One of the advantages of the Broadcom warm reboot feature is that no firmware is installed in the PFE. This effectively makes the ISSU problem a control plane–only problem, which is very easy to solve. When you need to synchronize both the PFE firmware and control plane firmware, there are more moving parts, and the problem is more difficult to solve. Juniper MX Series by Douglas Richard Hanks, Jr. and Harry Reynolds (O’Reilly) thoroughly explains all of the benefits and drawbacks of ISSU in such a platform that upgrades both the control plane firmware in addition to the PFE firmware. The end result is that a control plane–only ISSU is more stable and finishes much faster when compared to a platform such as the Juniper MX. However, the obvious drawback is that no new PFE features can be used as part of a control plane–only ISSU, which is where the Juniper MX would win.

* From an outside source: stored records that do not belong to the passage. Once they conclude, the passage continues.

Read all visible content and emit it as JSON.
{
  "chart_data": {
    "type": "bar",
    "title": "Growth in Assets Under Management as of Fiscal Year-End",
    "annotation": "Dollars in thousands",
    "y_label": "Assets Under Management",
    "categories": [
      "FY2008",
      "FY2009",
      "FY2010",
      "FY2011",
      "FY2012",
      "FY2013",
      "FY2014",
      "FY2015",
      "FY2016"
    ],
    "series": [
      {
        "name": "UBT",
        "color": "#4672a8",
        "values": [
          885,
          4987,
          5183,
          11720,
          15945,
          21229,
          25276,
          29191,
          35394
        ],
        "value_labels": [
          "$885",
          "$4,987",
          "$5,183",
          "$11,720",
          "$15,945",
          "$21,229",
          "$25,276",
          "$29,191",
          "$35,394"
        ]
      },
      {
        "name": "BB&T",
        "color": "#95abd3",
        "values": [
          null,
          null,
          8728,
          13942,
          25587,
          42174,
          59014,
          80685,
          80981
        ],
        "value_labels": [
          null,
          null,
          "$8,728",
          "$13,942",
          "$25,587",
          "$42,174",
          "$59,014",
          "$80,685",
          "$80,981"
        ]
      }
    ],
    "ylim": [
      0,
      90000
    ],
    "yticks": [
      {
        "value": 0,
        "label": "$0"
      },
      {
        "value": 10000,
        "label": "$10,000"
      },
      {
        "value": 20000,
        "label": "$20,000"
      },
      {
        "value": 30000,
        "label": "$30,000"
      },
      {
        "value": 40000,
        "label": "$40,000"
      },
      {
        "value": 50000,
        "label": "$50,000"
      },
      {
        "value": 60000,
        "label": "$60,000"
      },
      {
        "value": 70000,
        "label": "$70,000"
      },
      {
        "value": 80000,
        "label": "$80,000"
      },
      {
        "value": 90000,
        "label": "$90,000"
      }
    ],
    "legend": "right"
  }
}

This chapter walked you through the design of the control plane and how the Juniper QFX5100 is really just a server that thinks it’s a switch. The Juniper QFX5100 has a powerful Intel CPU, standard memory, and SSD hard drives. What was surprising is that the switch boots directly into Linux and uses KVM to virtualize Junos, which is the network operating system. Because Junos is running a VM, it enables the Juniper QFX5100 to support carrier-class features such as ISSU, NSR, and NSB.